Is this the dawn? Have we reached the glimmer of a new beginning? Rishi Sunak’s about-turn on joining the European Union’s Horizon programme is a first note of sanity in the two and a half tortured years since Britain formally left the EU. Let it not be the last.
The story itself is miserable. Horizon is an £81bn continent-wide programme to give Europe’s scientific research community a critical mass to compare with that of the US or China. It acknowledges the obvious truth that advanced scientific research needs collaboration rather than competition. Britain’s universities had been leaders of the pack, and they were among Horizon’s principal beneficiaries. If anything made sense of a united Europe, it was Horizon.
Brexit was an act of sabotage. In a measure of infantile daftness, its adherents declared that here, as in all things, Britain could go it alone. Sunak’s own enslavement to the creed required him to agree, and he duly engineered a £14bn Pioneer programme with grants that were intended to replace Horizon.
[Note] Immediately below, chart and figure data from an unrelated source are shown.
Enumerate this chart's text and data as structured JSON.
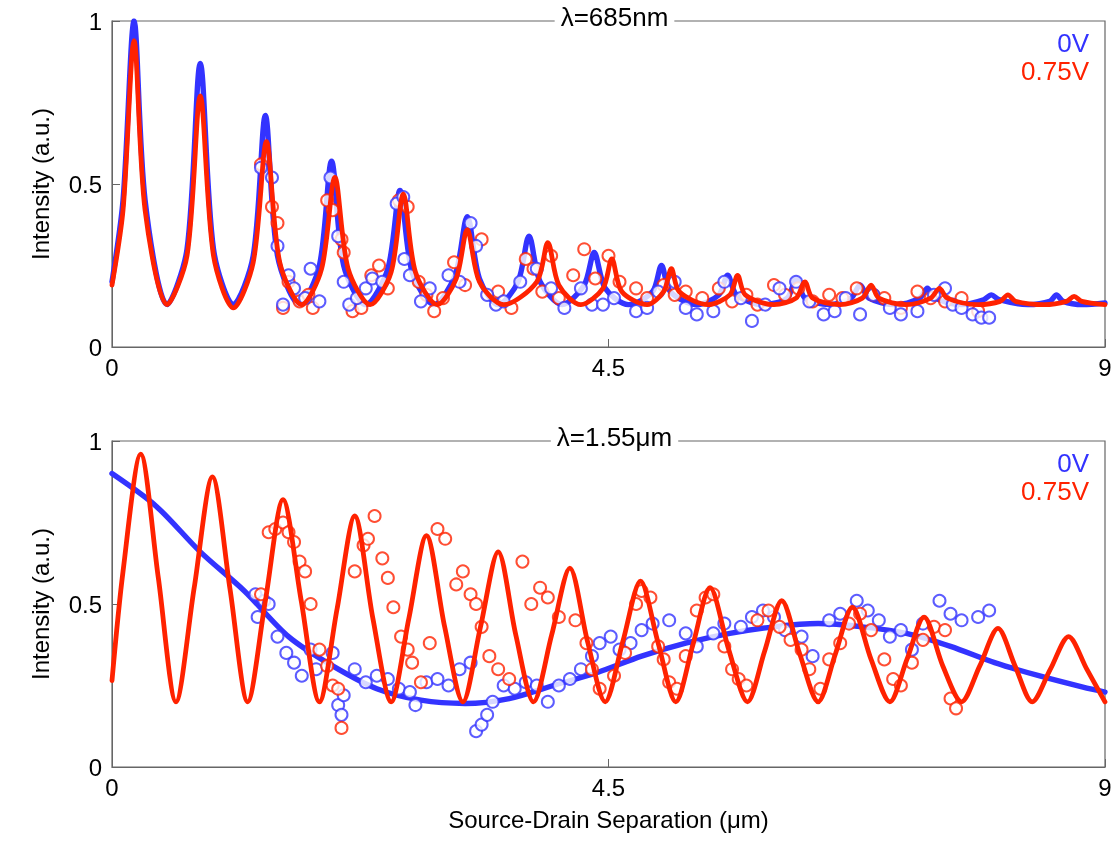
{
  "chart_data": [
    {
      "type": "line",
      "title": "λ=685nm",
      "ylabel": "Intensity (a.u.)",
      "xlim": [
        0,
        9
      ],
      "ylim": [
        0,
        1
      ],
      "xticks": [
        0,
        4.5,
        9
      ],
      "yticks": [
        0,
        0.5,
        1
      ],
      "grid": false,
      "legend": "top right",
      "series": [
        {
          "name": "0V",
          "marker": "none",
          "color": "#3333ff",
          "x": [
            0,
            0.1,
            0.2,
            0.3,
            0.5,
            0.68,
            0.8,
            0.92,
            1.1,
            1.28,
            1.39,
            1.5,
            1.7,
            1.88,
            1.99,
            2.1,
            2.3,
            2.5,
            2.61,
            2.72,
            2.92,
            3.11,
            3.22,
            3.33,
            3.5,
            3.68,
            3.78,
            3.88,
            4.08,
            4.28,
            4.37,
            4.47,
            4.68,
            4.9,
            4.98,
            5.06,
            5.3,
            5.5,
            5.58,
            5.66,
            5.9,
            6.12,
            6.2,
            6.28,
            6.5,
            6.7,
            6.78,
            6.86,
            7.1,
            7.32,
            7.39,
            7.46,
            7.7,
            7.9,
            7.97,
            8.04,
            8.3,
            8.5,
            8.56,
            8.62,
            8.8,
            9
          ],
          "values": [
            0.2,
            0.45,
            1,
            0.45,
            0.13,
            0.3,
            0.87,
            0.3,
            0.13,
            0.28,
            0.71,
            0.28,
            0.13,
            0.25,
            0.57,
            0.25,
            0.13,
            0.24,
            0.48,
            0.23,
            0.13,
            0.22,
            0.4,
            0.21,
            0.13,
            0.2,
            0.34,
            0.2,
            0.13,
            0.19,
            0.29,
            0.18,
            0.13,
            0.17,
            0.25,
            0.17,
            0.13,
            0.16,
            0.22,
            0.16,
            0.13,
            0.15,
            0.21,
            0.15,
            0.13,
            0.15,
            0.19,
            0.15,
            0.13,
            0.15,
            0.18,
            0.15,
            0.13,
            0.145,
            0.16,
            0.145,
            0.13,
            0.14,
            0.16,
            0.14,
            0.13,
            0.135
          ]
        },
        {
          "name": "0.75V",
          "marker": "none",
          "color": "#ff2200",
          "x": [
            0,
            0.1,
            0.2,
            0.3,
            0.5,
            0.68,
            0.8,
            0.92,
            1.1,
            1.28,
            1.4,
            1.52,
            1.72,
            1.9,
            2.02,
            2.14,
            2.34,
            2.53,
            2.64,
            2.75,
            2.95,
            3.12,
            3.22,
            3.33,
            3.55,
            3.85,
            3.95,
            4.05,
            4.25,
            4.45,
            4.53,
            4.62,
            4.85,
            5,
            5.07,
            5.14,
            5.4,
            5.6,
            5.67,
            5.74,
            6,
            6.2,
            6.28,
            6.35,
            6.6,
            6.8,
            6.88,
            6.95,
            7.2,
            7.42,
            7.5,
            7.57,
            7.85,
            8.05,
            8.12,
            8.19,
            8.45,
            8.65,
            8.72,
            8.79,
            9
          ],
          "values": [
            0.19,
            0.42,
            0.94,
            0.42,
            0.13,
            0.28,
            0.77,
            0.28,
            0.12,
            0.26,
            0.63,
            0.26,
            0.13,
            0.24,
            0.52,
            0.24,
            0.13,
            0.23,
            0.47,
            0.23,
            0.13,
            0.21,
            0.36,
            0.2,
            0.13,
            0.2,
            0.32,
            0.19,
            0.13,
            0.18,
            0.27,
            0.17,
            0.13,
            0.17,
            0.24,
            0.17,
            0.13,
            0.16,
            0.22,
            0.16,
            0.13,
            0.15,
            0.2,
            0.15,
            0.13,
            0.15,
            0.19,
            0.15,
            0.13,
            0.15,
            0.18,
            0.15,
            0.13,
            0.14,
            0.16,
            0.14,
            0.13,
            0.14,
            0.155,
            0.14,
            0.13
          ]
        },
        {
          "type": "scatter",
          "marker": "circle",
          "color": "#ff2200",
          "x": [
            1.35,
            1.45,
            1.5,
            1.55,
            1.6,
            1.7,
            1.78,
            1.82,
            1.95,
            2,
            2.08,
            2.1,
            2.18,
            2.26,
            2.35,
            2.42,
            2.5,
            2.6,
            2.68,
            2.78,
            2.85,
            2.92,
            3,
            3.1,
            3.2,
            3.35,
            3.5,
            3.62,
            3.75,
            3.82,
            3.9,
            3.98,
            4.05,
            4.18,
            4.28,
            4.38,
            4.5,
            4.6,
            4.75,
            4.85,
            5,
            5.1,
            5.2,
            5.35,
            5.5,
            5.62,
            5.75,
            5.85,
            6,
            6.1,
            6.22,
            6.35,
            6.5,
            6.62,
            6.75,
            6.9,
            7,
            7.15,
            7.3,
            7.42,
            7.55,
            7.7,
            7.85
          ],
          "values": [
            0.56,
            0.43,
            0.38,
            0.12,
            0.2,
            0.14,
            0.16,
            0.12,
            0.45,
            0.42,
            0.33,
            0.29,
            0.11,
            0.12,
            0.22,
            0.25,
            0.18,
            0.45,
            0.43,
            0.2,
            0.16,
            0.11,
            0.15,
            0.26,
            0.19,
            0.33,
            0.17,
            0.12,
            0.27,
            0.24,
            0.17,
            0.28,
            0.15,
            0.22,
            0.3,
            0.21,
            0.28,
            0.2,
            0.18,
            0.15,
            0.19,
            0.16,
            0.17,
            0.15,
            0.18,
            0.14,
            0.16,
            0.13,
            0.19,
            0.16,
            0.18,
            0.14,
            0.16,
            0.15,
            0.18,
            0.16,
            0.15,
            0.12,
            0.17,
            0.15,
            0.14,
            0.15,
            0.11
          ]
        },
        {
          "type": "scatter",
          "marker": "circle",
          "color": "#3333ff",
          "x": [
            1.35,
            1.45,
            1.5,
            1.55,
            1.6,
            1.65,
            1.75,
            1.8,
            1.88,
            1.98,
            2.05,
            2.1,
            2.15,
            2.22,
            2.3,
            2.36,
            2.45,
            2.58,
            2.64,
            2.65,
            2.7,
            2.8,
            2.88,
            3.05,
            3.15,
            3.25,
            3.3,
            3.4,
            3.48,
            3.55,
            3.7,
            3.85,
            3.98,
            4.1,
            4.25,
            4.35,
            4.45,
            4.55,
            4.75,
            4.85,
            4.95,
            5.1,
            5.2,
            5.3,
            5.45,
            5.55,
            5.7,
            5.8,
            5.92,
            6.05,
            6.2,
            6.32,
            6.45,
            6.55,
            6.65,
            6.78,
            6.9,
            7.05,
            7.15,
            7.3,
            7.45,
            7.55,
            7.62,
            7.7,
            7.8,
            7.88,
            7.95
          ],
          "values": [
            0.55,
            0.52,
            0.31,
            0.13,
            0.22,
            0.18,
            0.15,
            0.24,
            0.14,
            0.52,
            0.34,
            0.2,
            0.13,
            0.15,
            0.18,
            0.21,
            0.2,
            0.44,
            0.46,
            0.27,
            0.22,
            0.14,
            0.18,
            0.22,
            0.2,
            0.38,
            0.31,
            0.16,
            0.13,
            0.14,
            0.2,
            0.24,
            0.18,
            0.12,
            0.18,
            0.13,
            0.13,
            0.15,
            0.11,
            0.12,
            0.17,
            0.2,
            0.12,
            0.1,
            0.11,
            0.2,
            0.15,
            0.08,
            0.13,
            0.18,
            0.2,
            0.14,
            0.1,
            0.11,
            0.15,
            0.1,
            0.16,
            0.12,
            0.1,
            0.11,
            0.16,
            0.18,
            0.13,
            0.12,
            0.1,
            0.09,
            0.09
          ]
        }
      ]
    },
    {
      "type": "line",
      "title": "λ=1.55μm",
      "xlabel": "Source-Drain Separation (μm)",
      "ylabel": "Intensity (a.u.)",
      "xlim": [
        0,
        9
      ],
      "ylim": [
        0,
        1
      ],
      "xticks": [
        0,
        4.5,
        9
      ],
      "yticks": [
        0,
        0.5,
        1
      ],
      "grid": false,
      "legend": "top right",
      "series": [
        {
          "name": "0V",
          "marker": "none",
          "color": "#3333ff",
          "x": [
            0,
            0.4,
            0.8,
            1.2,
            1.6,
            2,
            2.4,
            2.8,
            3.2,
            3.6,
            4,
            4.4,
            4.8,
            5.2,
            5.6,
            6,
            6.4,
            6.8,
            7.2,
            7.6,
            8,
            8.4,
            8.8,
            9
          ],
          "values": [
            0.9,
            0.8,
            0.66,
            0.54,
            0.4,
            0.31,
            0.24,
            0.205,
            0.195,
            0.21,
            0.25,
            0.29,
            0.34,
            0.38,
            0.41,
            0.43,
            0.44,
            0.43,
            0.41,
            0.37,
            0.32,
            0.28,
            0.245,
            0.23
          ]
        },
        {
          "name": "0.75V",
          "marker": "none",
          "color": "#ff2200",
          "x": [
            0,
            0.1,
            0.26,
            0.42,
            0.58,
            0.745,
            0.91,
            1.07,
            1.23,
            1.39,
            1.55,
            1.715,
            1.88,
            2.04,
            2.2,
            2.365,
            2.53,
            2.69,
            2.85,
            3.015,
            3.18,
            3.34,
            3.5,
            3.66,
            3.82,
            3.985,
            4.15,
            4.31,
            4.47,
            4.63,
            4.79,
            4.95,
            5.11,
            5.265,
            5.42,
            5.59,
            5.76,
            5.915,
            6.07,
            6.235,
            6.4,
            6.555,
            6.71,
            6.88,
            7.05,
            7.205,
            7.36,
            7.53,
            7.7,
            7.865,
            8.03,
            8.185,
            8.34,
            8.505,
            8.67,
            8.835,
            9
          ],
          "values": [
            0.265,
            0.6,
            0.96,
            0.58,
            0.2,
            0.55,
            0.89,
            0.545,
            0.2,
            0.51,
            0.82,
            0.51,
            0.2,
            0.485,
            0.77,
            0.455,
            0.2,
            0.455,
            0.71,
            0.43,
            0.2,
            0.43,
            0.66,
            0.405,
            0.2,
            0.405,
            0.61,
            0.385,
            0.2,
            0.385,
            0.57,
            0.38,
            0.2,
            0.375,
            0.55,
            0.36,
            0.2,
            0.355,
            0.51,
            0.345,
            0.2,
            0.345,
            0.49,
            0.33,
            0.2,
            0.33,
            0.46,
            0.31,
            0.2,
            0.31,
            0.425,
            0.31,
            0.2,
            0.3,
            0.4,
            0.3,
            0.2
          ]
        },
        {
          "type": "scatter",
          "marker": "circle",
          "color": "#3333ff",
          "x": [
            1.3,
            1.38,
            1.42,
            1.32,
            1.5,
            1.58,
            1.65,
            1.72,
            1.8,
            1.85,
            2,
            2.05,
            2.08,
            2.1,
            2.2,
            2.3,
            2.4,
            2.5,
            2.6,
            2.7,
            2.75,
            2.85,
            2.95,
            3.05,
            3.15,
            3.25,
            3.3,
            3.35,
            3.4,
            3.45,
            3.55,
            3.65,
            3.75,
            3.85,
            3.95,
            4.05,
            4.15,
            4.25,
            4.35,
            4.42,
            4.52,
            4.6,
            4.7,
            4.8,
            4.9,
            5.05,
            5.2,
            5.3,
            5.45,
            5.55,
            5.7,
            5.8,
            5.9,
            6,
            6.1,
            6.25,
            6.35,
            6.5,
            6.6,
            6.75,
            6.85,
            6.95,
            7.05,
            7.15,
            7.25,
            7.35,
            7.5,
            7.6,
            7.7,
            7.85,
            7.95
          ],
          "values": [
            0.53,
            0.51,
            0.5,
            0.46,
            0.4,
            0.35,
            0.32,
            0.28,
            0.36,
            0.3,
            0.35,
            0.19,
            0.16,
            0.22,
            0.3,
            0.26,
            0.28,
            0.27,
            0.24,
            0.23,
            0.19,
            0.26,
            0.27,
            0.25,
            0.3,
            0.32,
            0.11,
            0.13,
            0.16,
            0.2,
            0.25,
            0.24,
            0.26,
            0.25,
            0.2,
            0.25,
            0.27,
            0.3,
            0.34,
            0.38,
            0.4,
            0.36,
            0.38,
            0.42,
            0.44,
            0.45,
            0.41,
            0.37,
            0.41,
            0.44,
            0.43,
            0.46,
            0.48,
            0.46,
            0.42,
            0.4,
            0.34,
            0.45,
            0.47,
            0.51,
            0.48,
            0.45,
            0.4,
            0.42,
            0.36,
            0.44,
            0.51,
            0.47,
            0.45,
            0.46,
            0.48
          ]
        },
        {
          "type": "scatter",
          "marker": "circle",
          "color": "#ff2200",
          "x": [
            1.35,
            1.42,
            1.48,
            1.55,
            1.6,
            1.65,
            1.7,
            1.75,
            1.8,
            1.88,
            1.95,
            2,
            2.05,
            2.08,
            2.2,
            2.28,
            2.32,
            2.38,
            2.45,
            2.5,
            2.55,
            2.62,
            2.68,
            2.72,
            2.8,
            2.88,
            2.95,
            3.02,
            3.12,
            3.18,
            3.25,
            3.3,
            3.35,
            3.42,
            3.5,
            3.6,
            3.72,
            3.8,
            3.88,
            3.95,
            4.05,
            4.2,
            4.3,
            4.35,
            4.42,
            4.55,
            4.65,
            4.75,
            4.8,
            4.88,
            4.95,
            5,
            5.05,
            5.12,
            5.2,
            5.3,
            5.38,
            5.45,
            5.55,
            5.62,
            5.68,
            5.75,
            5.85,
            5.95,
            6.05,
            6.15,
            6.25,
            6.32,
            6.42,
            6.5,
            6.6,
            6.68,
            6.78,
            6.88,
            7,
            7.08,
            7.15,
            7.25,
            7.35,
            7.45,
            7.55,
            7.6,
            7.65
          ],
          "values": [
            0.53,
            0.72,
            0.73,
            0.75,
            0.72,
            0.69,
            0.63,
            0.6,
            0.5,
            0.36,
            0.31,
            0.25,
            0.24,
            0.12,
            0.6,
            0.68,
            0.7,
            0.77,
            0.64,
            0.58,
            0.49,
            0.4,
            0.36,
            0.32,
            0.26,
            0.38,
            0.73,
            0.7,
            0.56,
            0.6,
            0.53,
            0.5,
            0.43,
            0.34,
            0.3,
            0.27,
            0.63,
            0.5,
            0.55,
            0.52,
            0.46,
            0.45,
            0.38,
            0.3,
            0.24,
            0.28,
            0.35,
            0.5,
            0.54,
            0.52,
            0.37,
            0.33,
            0.26,
            0.24,
            0.34,
            0.48,
            0.52,
            0.53,
            0.37,
            0.3,
            0.27,
            0.25,
            0.45,
            0.48,
            0.43,
            0.39,
            0.36,
            0.3,
            0.24,
            0.33,
            0.38,
            0.44,
            0.47,
            0.42,
            0.33,
            0.27,
            0.25,
            0.32,
            0.39,
            0.43,
            0.42,
            0.21,
            0.18
          ]
        }
      ]
    }
  ]
}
Many senior scientists in Britain protested the inadequacy. Sunak appeared unaware that research is as much about collaboration and scholastic exchange as it is about money.
What Sunak has not done is budge an inch on border movement. Ridiculous bureaucracy will still impede academic exchanges, conferences, student visits and simple research trips – as it stifles orchestra and theatre tours. We assume the ever xenophobic Home Office is behind the “hostile environment” that will still seek to deter scientists and indeed any academic from working in Britain. A solo researcher arriving for an extended period of work of study, per 2021 research commissioned by the Royal Society, can fork out between £3,000 and £5,000 for the privilege. As long as Brexit is administered in this way, repelling friends and associates who for decades have moved freely across the Channel, the EU will do Britain no favours.
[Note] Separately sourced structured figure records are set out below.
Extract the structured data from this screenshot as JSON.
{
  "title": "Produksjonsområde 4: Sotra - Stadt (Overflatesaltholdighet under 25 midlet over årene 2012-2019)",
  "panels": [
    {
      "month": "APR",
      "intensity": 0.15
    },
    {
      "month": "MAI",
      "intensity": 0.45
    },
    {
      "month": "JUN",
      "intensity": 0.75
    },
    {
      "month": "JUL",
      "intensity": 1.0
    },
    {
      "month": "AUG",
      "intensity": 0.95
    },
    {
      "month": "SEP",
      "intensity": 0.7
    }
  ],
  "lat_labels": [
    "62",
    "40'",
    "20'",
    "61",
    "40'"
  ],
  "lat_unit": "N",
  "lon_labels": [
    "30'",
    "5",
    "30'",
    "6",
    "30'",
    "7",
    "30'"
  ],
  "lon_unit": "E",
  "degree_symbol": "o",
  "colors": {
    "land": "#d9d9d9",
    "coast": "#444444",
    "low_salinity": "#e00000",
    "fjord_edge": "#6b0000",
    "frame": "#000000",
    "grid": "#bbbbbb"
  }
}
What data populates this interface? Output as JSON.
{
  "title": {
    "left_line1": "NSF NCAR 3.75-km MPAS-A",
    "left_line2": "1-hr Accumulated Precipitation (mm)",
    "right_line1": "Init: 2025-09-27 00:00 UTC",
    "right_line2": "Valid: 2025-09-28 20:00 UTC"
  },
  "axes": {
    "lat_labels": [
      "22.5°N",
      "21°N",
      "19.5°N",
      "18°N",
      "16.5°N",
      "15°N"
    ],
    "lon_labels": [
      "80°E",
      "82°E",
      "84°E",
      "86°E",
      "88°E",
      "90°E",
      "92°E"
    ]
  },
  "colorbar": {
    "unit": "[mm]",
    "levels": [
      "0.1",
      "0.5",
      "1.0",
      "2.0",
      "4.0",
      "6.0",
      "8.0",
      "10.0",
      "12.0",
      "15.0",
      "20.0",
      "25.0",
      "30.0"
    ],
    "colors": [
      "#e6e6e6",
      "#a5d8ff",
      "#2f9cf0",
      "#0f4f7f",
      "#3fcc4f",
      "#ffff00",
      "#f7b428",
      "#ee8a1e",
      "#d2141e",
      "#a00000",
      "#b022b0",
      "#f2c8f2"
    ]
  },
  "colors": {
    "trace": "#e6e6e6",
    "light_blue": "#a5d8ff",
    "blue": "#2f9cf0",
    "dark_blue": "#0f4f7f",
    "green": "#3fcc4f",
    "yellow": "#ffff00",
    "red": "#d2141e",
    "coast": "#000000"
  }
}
Horizon suggests that Brexit is approaching a moment of truth. Fortress Britain is crumbling like soggy cement. Not a single statistic presents the UK’s decision to leave Europe as anything but a gross historical error. From economic growth to trade and productivity, from labour supply to immigration, every boon promised by the Brexit lobby was a lie. The Centre for European Reform estimated that at the end of 2021, the British economy was 5% smaller than it would have been had Britain not left. But the damage lay not so much in Brexit as in hard Brexit, in leaving the single market, an almost casual weapon in Boris Johnson’s leadership ambition.
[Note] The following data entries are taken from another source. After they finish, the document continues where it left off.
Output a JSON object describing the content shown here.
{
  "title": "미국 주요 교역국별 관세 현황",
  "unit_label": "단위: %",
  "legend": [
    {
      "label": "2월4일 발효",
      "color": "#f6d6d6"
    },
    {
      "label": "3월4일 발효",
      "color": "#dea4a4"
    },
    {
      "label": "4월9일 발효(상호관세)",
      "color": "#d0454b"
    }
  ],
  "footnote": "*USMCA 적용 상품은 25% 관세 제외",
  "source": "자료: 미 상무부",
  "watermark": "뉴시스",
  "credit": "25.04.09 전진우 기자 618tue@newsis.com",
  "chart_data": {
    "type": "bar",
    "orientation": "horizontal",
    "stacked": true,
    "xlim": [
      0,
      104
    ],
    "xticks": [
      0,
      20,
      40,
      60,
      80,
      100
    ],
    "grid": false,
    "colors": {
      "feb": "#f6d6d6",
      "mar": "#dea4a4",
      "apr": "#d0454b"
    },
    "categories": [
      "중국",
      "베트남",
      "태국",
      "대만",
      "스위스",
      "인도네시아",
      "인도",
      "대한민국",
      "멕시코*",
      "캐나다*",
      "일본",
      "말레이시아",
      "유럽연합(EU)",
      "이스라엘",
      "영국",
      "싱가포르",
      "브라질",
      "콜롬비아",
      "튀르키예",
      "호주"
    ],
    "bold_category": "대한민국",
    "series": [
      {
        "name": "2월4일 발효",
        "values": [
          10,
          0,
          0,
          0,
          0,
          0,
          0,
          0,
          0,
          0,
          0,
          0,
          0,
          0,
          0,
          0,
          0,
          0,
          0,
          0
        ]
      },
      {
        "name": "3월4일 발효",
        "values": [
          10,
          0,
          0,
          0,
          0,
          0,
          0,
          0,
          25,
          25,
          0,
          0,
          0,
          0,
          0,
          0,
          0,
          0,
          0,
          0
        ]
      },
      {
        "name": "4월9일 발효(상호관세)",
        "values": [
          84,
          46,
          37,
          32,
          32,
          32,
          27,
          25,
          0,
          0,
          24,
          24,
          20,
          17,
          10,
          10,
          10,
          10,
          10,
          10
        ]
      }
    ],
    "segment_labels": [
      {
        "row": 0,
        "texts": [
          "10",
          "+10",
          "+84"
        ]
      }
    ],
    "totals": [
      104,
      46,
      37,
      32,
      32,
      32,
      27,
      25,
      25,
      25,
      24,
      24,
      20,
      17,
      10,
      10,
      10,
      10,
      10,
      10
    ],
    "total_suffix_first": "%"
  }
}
Polls now show that a majority of Britons have seen this point. There is open regret about the 2016 referendum decision – which tells us all we need to know about plebiscite politics. But how to convert public opinion into a change of course is a different matter. That is now the urgency. The UK’s exclusion from one of the richest export markets in the world is hurting it, day after day.
Henry Kissinger advised that, in negotiating, the key is never to start with big rows, but with small agreements. Build up from them. The Horizon deal shows that where goodwill exists, progress can be made. The Windsor framework on Northern Ireland was likewise a small agreement. Deals are now being mooted on veterinary standards, on financial regulation and on limited labour movement. Each year, thousands more EU workers are admitted to assist the harvest. The hospitality industry needs similar help. While border controls on farm exports to the EU are still grotesque, food imports from the EU pass unimpeded through Dover. This is desperately unfair on British farmers and has to stop. Clearly a deal must be done.
Keir Starmer has been feeble on Brexit for blatantly electoral reasons. He has even felt obliged to pledge no return to a customs union or a single market – as if desperate to win votes on the Tory right. Since he is not stupid, this must be intended as a Johnsonian inexactitude.
Labour’s shadow foreign secretary, David Lammy, has been more constructive. He has promised to revise, “page by page”, Johnson’s Brexit deal. He has singled out for negotiation short-term travel, labour flexibility, border trade and regulatory standardisation. That covers most of the single market.
The real Brexit breakthrough must await some sign of atonement. Even its most ardent champion, Nigel Farage – who once supported remaining in the single market – has admitted it has failed. As yet, no senior Tory has shown the courage to agree. The party’s leading figures are, like Donald Trump supporters in America, mumbling their ongoing support and keeping their heads down for fear of offending their own right wing. They are praying for someone else to confess the error.
There must be a route back – irrespective of EU membership – to a sensible, pragmatic economic relationship between Britain and the rest of Europe. An offshore island cannot divorce itself forever from its adjacent mainland. If British politics cannot admit it made a terrible mistake, it can at least start to rectify it. Horizon has shown how. We must hope a hundred Horizons lie ahead.